Quella vita che è mestiere

 Non potevo, oggi, non ricordarlo. Dopotutto è a lui che devo il nome di questo blog: Cesare Pavese e al suo "Il Mestiere di vivere".

Il "Mestiere di Vivere" è tra le sue opere più conosciute e non è né un romanzo né una raccolta di poesie. E' il diario che lo scrittore ha tenuto tra il 1935 e il 1950 e interrotto nove giorni prima di decidere che nulla aveva più senso se non dandogli un senso preciso: la morte. Era il 27 agosto 1950. 

Il libro lo acquistai quasi alla cieca, per così dire. Lo vidi in vetrina in una libreria, a Cagliari, dove mi trovavo in vacanza dalla nonna materna. Mi colpii il titolo. Sapevo vagamente che era un diario. Anche io ne scrivevo e chissà pensavo fosse qualcosa di più alla mia portata. Erano gli anni Ottanta. Avevo quattordici anni. 

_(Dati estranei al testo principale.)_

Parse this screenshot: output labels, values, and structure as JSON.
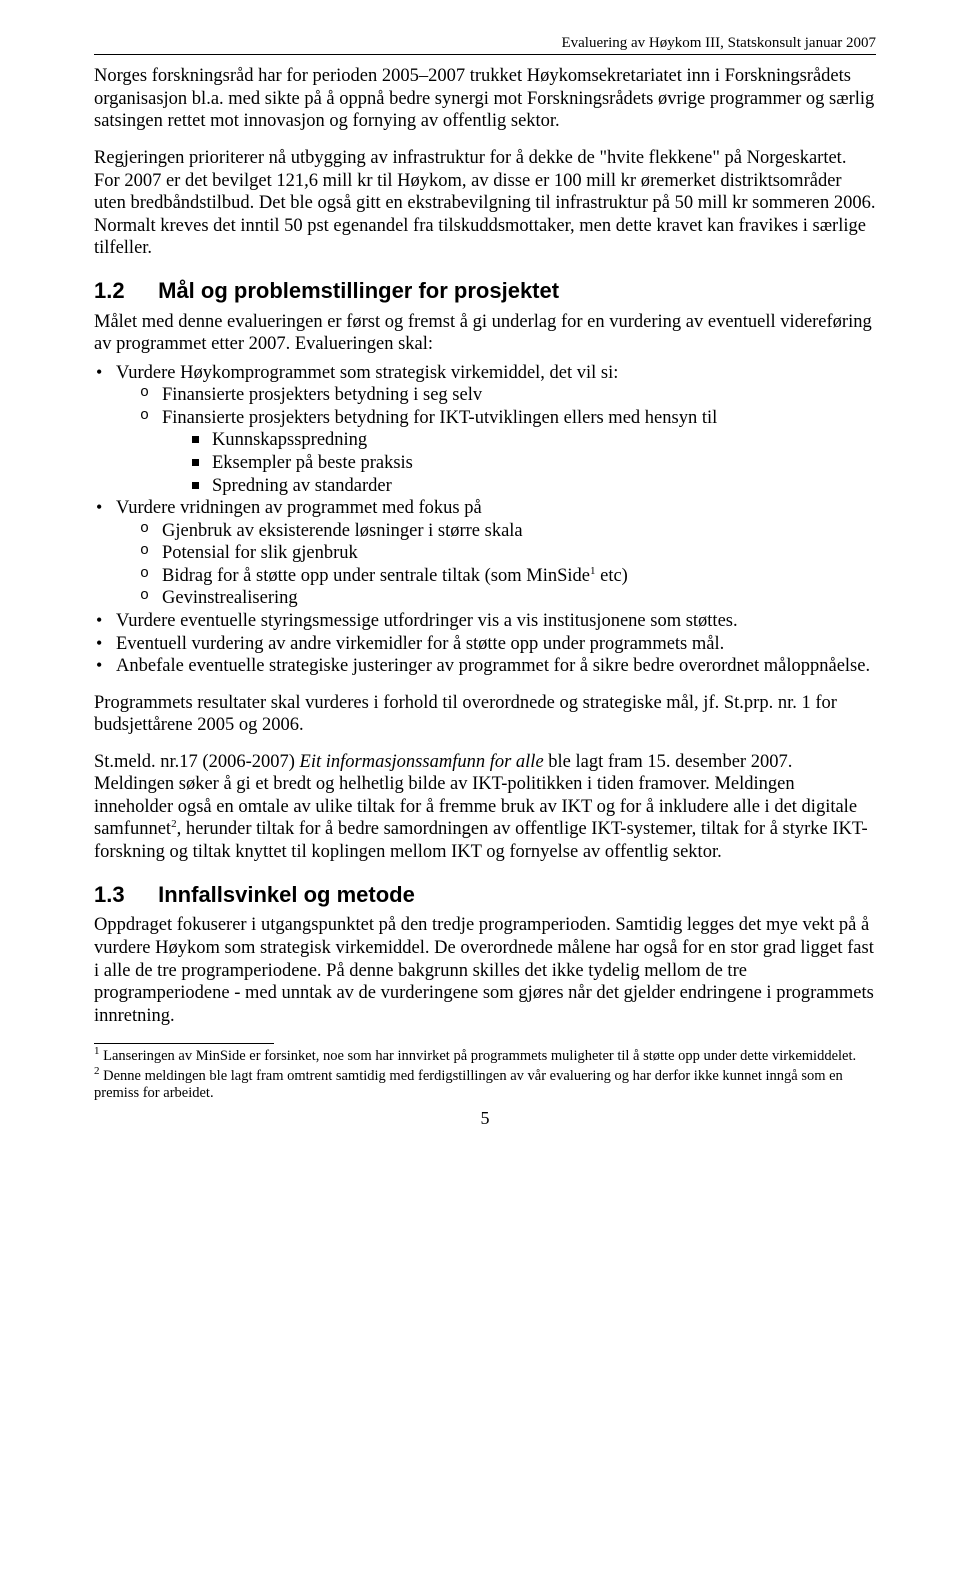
{
  "header": "Evaluering av Høykom III, Statskonsult januar 2007",
  "para1": "Norges forskningsråd har for perioden 2005–2007 trukket Høykomsekretariatet inn i Forskningsrådets organisasjon bl.a. med sikte på å oppnå bedre synergi mot Forskningsrådets øvrige programmer og særlig satsingen rettet mot innovasjon og fornying av offentlig sektor.",
  "para2": "Regjeringen prioriterer nå utbygging av infrastruktur for å dekke de \"hvite flekkene\" på Norgeskartet. For 2007 er det bevilget 121,6 mill kr til Høykom, av disse er 100 mill kr øremerket distriktsområder uten bredbåndstilbud. Det ble også gitt en ekstrabevilgning til infrastruktur på 50 mill kr sommeren 2006. Normalt kreves det inntil 50 pst egenandel fra tilskuddsmottaker, men dette kravet kan fravikes i særlige tilfeller.",
  "section12": {
    "num": "1.2",
    "title": "Mål og problemstillinger for prosjektet"
  },
  "para3": "Målet med denne evalueringen er først og fremst å gi underlag for en vurdering av eventuell videreføring av programmet etter 2007. Evalueringen skal:",
  "b1": "Vurdere Høykomprogrammet som strategisk virkemiddel, det vil si:",
  "b1a": "Finansierte prosjekters betydning i seg selv",
  "b1b": "Finansierte prosjekters betydning for IKT-utviklingen ellers med hensyn til",
  "b1b1": "Kunnskapsspredning",
  "b1b2": "Eksempler på beste praksis",
  "b1b3": "Spredning av standarder",
  "b2": "Vurdere vridningen av programmet med fokus på",
  "b2a": "Gjenbruk av eksisterende løsninger i større skala",
  "b2b": "Potensial for slik gjenbruk",
  "b2c_pre": "Bidrag for å støtte opp under sentrale tiltak (som MinSide",
  "b2c_suf": " etc)",
  "b2d": "Gevinstrealisering",
  "b3": "Vurdere eventuelle styringsmessige utfordringer vis a vis institusjonene som støttes.",
  "b4": "Eventuell vurdering av andre virkemidler for å støtte opp under programmets mål.",
  "b5": "Anbefale eventuelle strategiske justeringer av programmet for å sikre bedre overordnet måloppnåelse.",
  "para4": "Programmets resultater skal vurderes i forhold til overordnede og strategiske mål, jf. St.prp. nr. 1 for budsjettårene 2005 og 2006.",
  "para5_pre": "St.meld. nr.17 (2006-2007) ",
  "para5_em": "Eit informasjonssamfunn for alle",
  "para5_mid": " ble lagt fram 15. desember 2007. Meldingen søker å gi et bredt og helhetlig bilde av IKT-politikken i tiden framover. Meldingen inneholder også en omtale av ulike tiltak for å fremme bruk av IKT og for å inkludere alle i det digitale samfunnet",
  "para5_suf": ", herunder tiltak for å bedre samordningen av offentlige IKT-systemer, tiltak for å styrke IKT-forskning og tiltak knyttet til koplingen mellom IKT og fornyelse av offentlig sektor.",
  "section13": {
    "num": "1.3",
    "title": "Innfallsvinkel og metode"
  },
  "para6": "Oppdraget fokuserer i utgangspunktet på den tredje programperioden. Samtidig legges det mye vekt på å vurdere Høykom som strategisk virkemiddel. De overordnede målene har også for en stor grad ligget fast i alle de tre programperiodene. På denne bakgrunn skilles det ikke tydelig mellom de tre programperiodene - med unntak av de vurderingene som gjøres når det gjelder endringene i programmets innretning.",
  "fn1": " Lanseringen av MinSide er forsinket, noe som har innvirket på programmets muligheter til å støtte opp under dette virkemiddelet.",
  "fn2": " Denne meldingen ble lagt fram omtrent samtidig med ferdigstillingen av vår evaluering og har derfor ikke kunnet inngå som en premiss for arbeidet.",
  "pagenum": "5",
  "sup1": "1",
  "sup2": "2"
}
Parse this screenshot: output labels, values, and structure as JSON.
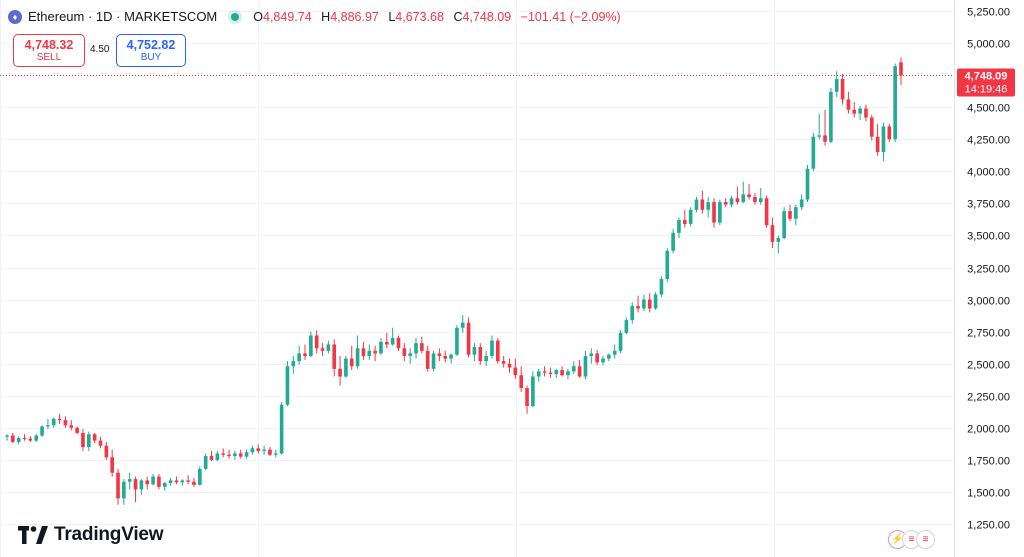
{
  "header": {
    "symbol": "Ethereum · 1D · MARKETSCOM",
    "open_label": "O",
    "open_value": "4,849.74",
    "high_label": "H",
    "high_value": "4,886.97",
    "low_label": "L",
    "low_value": "4,673.68",
    "close_label": "C",
    "close_value": "4,748.09",
    "change": "−101.41 (−2.09%)"
  },
  "trade": {
    "sell_price": "4,748.32",
    "sell_label": "SELL",
    "spread": "4.50",
    "buy_price": "4,752.82",
    "buy_label": "BUY"
  },
  "price_tag": {
    "price": "4,748.09",
    "countdown": "14:19:46"
  },
  "branding": {
    "name": "TradingView"
  },
  "colors": {
    "up": "#22ab94",
    "down": "#f23645",
    "grid": "#f0f3fa",
    "axis_text": "#131722"
  },
  "icons": [
    "ethereum-icon",
    "live-dot-icon",
    "tradingview-logo-icon",
    "bolt-icon",
    "us-flag-icon",
    "eu-flag-icon"
  ],
  "chart_data": {
    "type": "candlestick",
    "y_ticks": [
      1250,
      1500,
      1750,
      2000,
      2250,
      2500,
      2750,
      3000,
      3250,
      3500,
      3750,
      4000,
      4250,
      4500,
      4750,
      5000,
      5250
    ],
    "ylim": [
      1150,
      5300
    ],
    "grid": true,
    "last_price": 4748.09,
    "candles": [
      [
        1930,
        1950,
        1900,
        1940
      ],
      [
        1940,
        1960,
        1880,
        1890
      ],
      [
        1890,
        1935,
        1870,
        1920
      ],
      [
        1920,
        1950,
        1900,
        1915
      ],
      [
        1915,
        1935,
        1890,
        1900
      ],
      [
        1900,
        1950,
        1890,
        1940
      ],
      [
        1940,
        2020,
        1930,
        2010
      ],
      [
        2010,
        2070,
        1990,
        2020
      ],
      [
        2020,
        2080,
        2000,
        2070
      ],
      [
        2070,
        2110,
        2030,
        2060
      ],
      [
        2060,
        2090,
        2000,
        2020
      ],
      [
        2020,
        2060,
        1980,
        2000
      ],
      [
        2000,
        2010,
        1950,
        1960
      ],
      [
        1960,
        1990,
        1820,
        1850
      ],
      [
        1850,
        1970,
        1820,
        1950
      ],
      [
        1950,
        1960,
        1880,
        1900
      ],
      [
        1900,
        1930,
        1840,
        1860
      ],
      [
        1860,
        1890,
        1750,
        1770
      ],
      [
        1770,
        1830,
        1620,
        1650
      ],
      [
        1650,
        1680,
        1400,
        1450
      ],
      [
        1450,
        1600,
        1400,
        1580
      ],
      [
        1580,
        1650,
        1520,
        1600
      ],
      [
        1600,
        1620,
        1420,
        1520
      ],
      [
        1520,
        1600,
        1480,
        1590
      ],
      [
        1590,
        1620,
        1520,
        1560
      ],
      [
        1560,
        1640,
        1550,
        1620
      ],
      [
        1620,
        1640,
        1520,
        1540
      ],
      [
        1540,
        1580,
        1510,
        1570
      ],
      [
        1570,
        1610,
        1550,
        1590
      ],
      [
        1590,
        1620,
        1560,
        1575
      ],
      [
        1575,
        1600,
        1550,
        1590
      ],
      [
        1590,
        1630,
        1560,
        1580
      ],
      [
        1580,
        1610,
        1540,
        1555
      ],
      [
        1555,
        1700,
        1550,
        1680
      ],
      [
        1680,
        1800,
        1670,
        1780
      ],
      [
        1780,
        1820,
        1740,
        1750
      ],
      [
        1750,
        1820,
        1740,
        1800
      ],
      [
        1800,
        1840,
        1770,
        1790
      ],
      [
        1790,
        1830,
        1760,
        1780
      ],
      [
        1780,
        1820,
        1750,
        1800
      ],
      [
        1800,
        1830,
        1760,
        1775
      ],
      [
        1775,
        1830,
        1760,
        1810
      ],
      [
        1810,
        1860,
        1790,
        1840
      ],
      [
        1840,
        1870,
        1800,
        1820
      ],
      [
        1820,
        1860,
        1790,
        1830
      ],
      [
        1830,
        1850,
        1780,
        1790
      ],
      [
        1790,
        1830,
        1770,
        1800
      ],
      [
        1800,
        2200,
        1790,
        2180
      ],
      [
        2180,
        2520,
        2170,
        2480
      ],
      [
        2480,
        2560,
        2420,
        2520
      ],
      [
        2520,
        2640,
        2490,
        2580
      ],
      [
        2580,
        2650,
        2530,
        2560
      ],
      [
        2560,
        2750,
        2550,
        2720
      ],
      [
        2720,
        2760,
        2580,
        2620
      ],
      [
        2620,
        2660,
        2560,
        2600
      ],
      [
        2600,
        2680,
        2580,
        2650
      ],
      [
        2650,
        2690,
        2400,
        2460
      ],
      [
        2460,
        2560,
        2330,
        2400
      ],
      [
        2400,
        2560,
        2390,
        2540
      ],
      [
        2540,
        2640,
        2450,
        2480
      ],
      [
        2480,
        2720,
        2460,
        2620
      ],
      [
        2620,
        2670,
        2530,
        2560
      ],
      [
        2560,
        2650,
        2530,
        2600
      ],
      [
        2600,
        2640,
        2520,
        2580
      ],
      [
        2580,
        2700,
        2570,
        2670
      ],
      [
        2670,
        2740,
        2620,
        2650
      ],
      [
        2650,
        2780,
        2640,
        2700
      ],
      [
        2700,
        2720,
        2600,
        2620
      ],
      [
        2620,
        2660,
        2520,
        2560
      ],
      [
        2560,
        2620,
        2500,
        2580
      ],
      [
        2580,
        2700,
        2540,
        2660
      ],
      [
        2660,
        2710,
        2580,
        2600
      ],
      [
        2600,
        2640,
        2440,
        2460
      ],
      [
        2460,
        2600,
        2440,
        2580
      ],
      [
        2580,
        2620,
        2520,
        2560
      ],
      [
        2560,
        2600,
        2510,
        2540
      ],
      [
        2540,
        2580,
        2500,
        2570
      ],
      [
        2570,
        2800,
        2560,
        2780
      ],
      [
        2780,
        2880,
        2740,
        2820
      ],
      [
        2820,
        2860,
        2550,
        2570
      ],
      [
        2570,
        2660,
        2520,
        2630
      ],
      [
        2630,
        2660,
        2490,
        2520
      ],
      [
        2520,
        2600,
        2480,
        2560
      ],
      [
        2560,
        2720,
        2540,
        2680
      ],
      [
        2680,
        2700,
        2500,
        2520
      ],
      [
        2520,
        2560,
        2470,
        2500
      ],
      [
        2500,
        2540,
        2430,
        2470
      ],
      [
        2470,
        2540,
        2380,
        2410
      ],
      [
        2410,
        2480,
        2280,
        2310
      ],
      [
        2310,
        2330,
        2110,
        2170
      ],
      [
        2170,
        2440,
        2160,
        2400
      ],
      [
        2400,
        2460,
        2360,
        2440
      ],
      [
        2440,
        2480,
        2400,
        2430
      ],
      [
        2430,
        2470,
        2390,
        2420
      ],
      [
        2420,
        2460,
        2390,
        2450
      ],
      [
        2450,
        2480,
        2400,
        2410
      ],
      [
        2410,
        2460,
        2380,
        2440
      ],
      [
        2440,
        2520,
        2420,
        2480
      ],
      [
        2480,
        2530,
        2390,
        2400
      ],
      [
        2400,
        2600,
        2380,
        2560
      ],
      [
        2560,
        2620,
        2500,
        2580
      ],
      [
        2580,
        2610,
        2490,
        2510
      ],
      [
        2510,
        2560,
        2490,
        2540
      ],
      [
        2540,
        2580,
        2520,
        2570
      ],
      [
        2570,
        2650,
        2540,
        2600
      ],
      [
        2600,
        2760,
        2580,
        2740
      ],
      [
        2740,
        2860,
        2730,
        2840
      ],
      [
        2840,
        2980,
        2810,
        2950
      ],
      [
        2950,
        3030,
        2900,
        2930
      ],
      [
        2930,
        3040,
        2910,
        3000
      ],
      [
        3000,
        3050,
        2900,
        2930
      ],
      [
        2930,
        3060,
        2920,
        3040
      ],
      [
        3040,
        3180,
        3020,
        3160
      ],
      [
        3160,
        3400,
        3140,
        3380
      ],
      [
        3380,
        3550,
        3360,
        3520
      ],
      [
        3520,
        3640,
        3480,
        3620
      ],
      [
        3620,
        3700,
        3560,
        3590
      ],
      [
        3590,
        3720,
        3570,
        3700
      ],
      [
        3700,
        3800,
        3680,
        3780
      ],
      [
        3780,
        3850,
        3670,
        3700
      ],
      [
        3700,
        3800,
        3640,
        3760
      ],
      [
        3760,
        3790,
        3560,
        3600
      ],
      [
        3600,
        3780,
        3580,
        3760
      ],
      [
        3760,
        3790,
        3720,
        3740
      ],
      [
        3740,
        3810,
        3720,
        3790
      ],
      [
        3790,
        3880,
        3740,
        3760
      ],
      [
        3760,
        3920,
        3750,
        3820
      ],
      [
        3820,
        3900,
        3780,
        3800
      ],
      [
        3800,
        3830,
        3740,
        3760
      ],
      [
        3760,
        3870,
        3740,
        3790
      ],
      [
        3790,
        3810,
        3560,
        3580
      ],
      [
        3580,
        3640,
        3400,
        3450
      ],
      [
        3450,
        3500,
        3360,
        3480
      ],
      [
        3480,
        3720,
        3470,
        3690
      ],
      [
        3690,
        3740,
        3610,
        3630
      ],
      [
        3630,
        3740,
        3580,
        3720
      ],
      [
        3720,
        3820,
        3700,
        3780
      ],
      [
        3780,
        4050,
        3760,
        4020
      ],
      [
        4020,
        4300,
        4000,
        4270
      ],
      [
        4270,
        4450,
        4250,
        4280
      ],
      [
        4280,
        4480,
        4200,
        4230
      ],
      [
        4230,
        4650,
        4220,
        4620
      ],
      [
        4620,
        4780,
        4580,
        4720
      ],
      [
        4720,
        4760,
        4520,
        4560
      ],
      [
        4560,
        4620,
        4450,
        4480
      ],
      [
        4480,
        4540,
        4420,
        4450
      ],
      [
        4450,
        4510,
        4400,
        4490
      ],
      [
        4490,
        4520,
        4390,
        4420
      ],
      [
        4420,
        4440,
        4240,
        4270
      ],
      [
        4270,
        4370,
        4120,
        4150
      ],
      [
        4150,
        4380,
        4080,
        4350
      ],
      [
        4350,
        4370,
        4230,
        4250
      ],
      [
        4250,
        4840,
        4230,
        4820
      ],
      [
        4849.74,
        4886.97,
        4673.68,
        4748.09
      ]
    ]
  }
}
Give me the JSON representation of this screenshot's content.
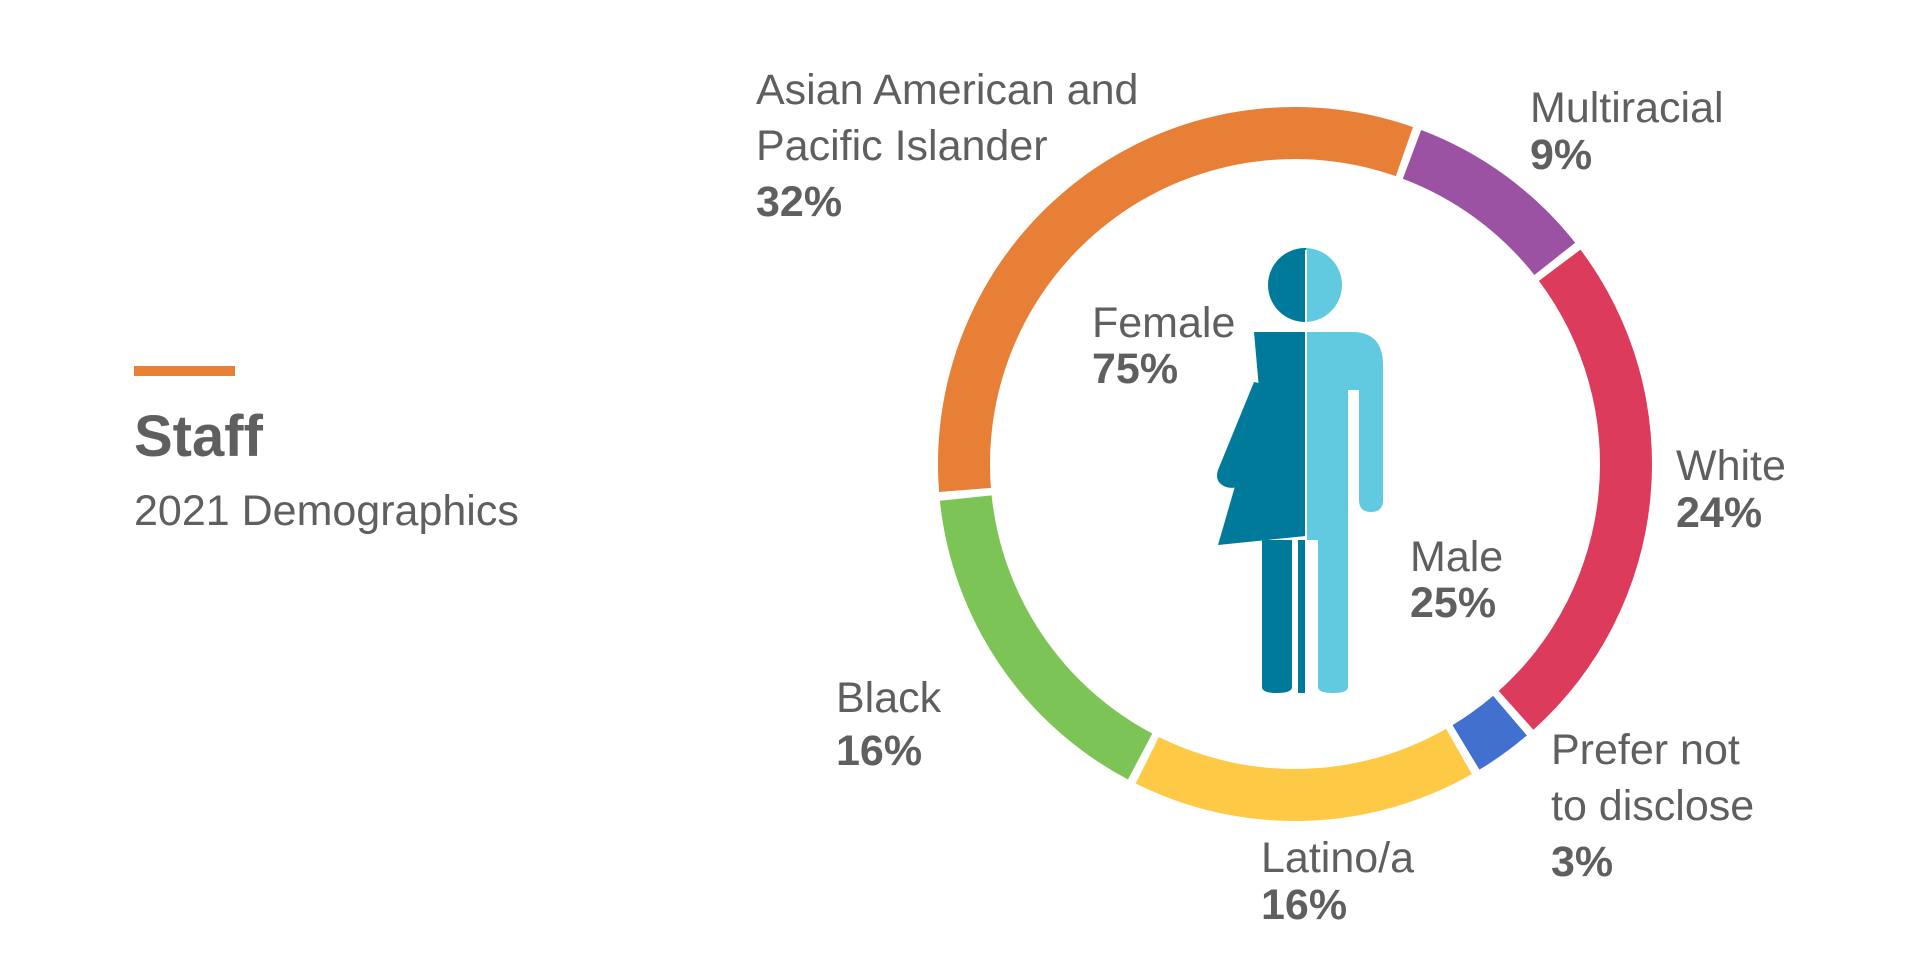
{
  "header": {
    "title": "Staff",
    "subtitle": "2021 Demographics",
    "accent_color": "#e87f36"
  },
  "chart_data": [
    {
      "type": "pie",
      "variant": "donut",
      "slices": [
        {
          "label_lines": [
            "Multiracial"
          ],
          "value": 9,
          "value_label": "9%",
          "color": "#9b52a3"
        },
        {
          "label_lines": [
            "White"
          ],
          "value": 24,
          "value_label": "24%",
          "color": "#dd3b5b"
        },
        {
          "label_lines": [
            "Prefer not",
            "to disclose"
          ],
          "value": 3,
          "value_label": "3%",
          "color": "#4170cf"
        },
        {
          "label_lines": [
            "Latino/a"
          ],
          "value": 16,
          "value_label": "16%",
          "color": "#fec944"
        },
        {
          "label_lines": [
            "Black"
          ],
          "value": 16,
          "value_label": "16%",
          "color": "#7dc456"
        },
        {
          "label_lines": [
            "Asian American and",
            "Pacific Islander"
          ],
          "value": 32,
          "value_label": "32%",
          "color": "#e87f36"
        }
      ]
    },
    {
      "type": "pie",
      "variant": "gender-figure",
      "slices": [
        {
          "label": "Female",
          "value": 75,
          "value_label": "75%",
          "color": "#007a9a"
        },
        {
          "label": "Male",
          "value": 25,
          "value_label": "25%",
          "color": "#62cae0"
        }
      ]
    }
  ]
}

Leggendolo mi soffermavo per capire alcune frasi, ma a volte se non spesso, non capivo. L'ho riletto molti anni dopo trovando nelle pagine ormai ingiallite ancora più mistero e dolore. Un dolore lacerante e persino ironico.

Così quando due anni fa mi è venuto in mente di aprire un blog con l'intento di scrivere quello che non metto sui social, mi sono ripromessa che le prime parole che avrei visto un po' per caso un po' no, e a seconda dell'ispirazione e della frase,  avrebbero dato il nome al blog. E così è avvenuto: "Quest'oggi, niente". Non aveva forse altro da dire quel giorno, Cesare Pavese. Era il 25 aprile 1936, eppure qualcosa ha scritto lo stesso. Il diario come parte di se stessi. Imprescindibile e inscindibile dalla vita. 

Perché la vita è un mestiere, e mistero.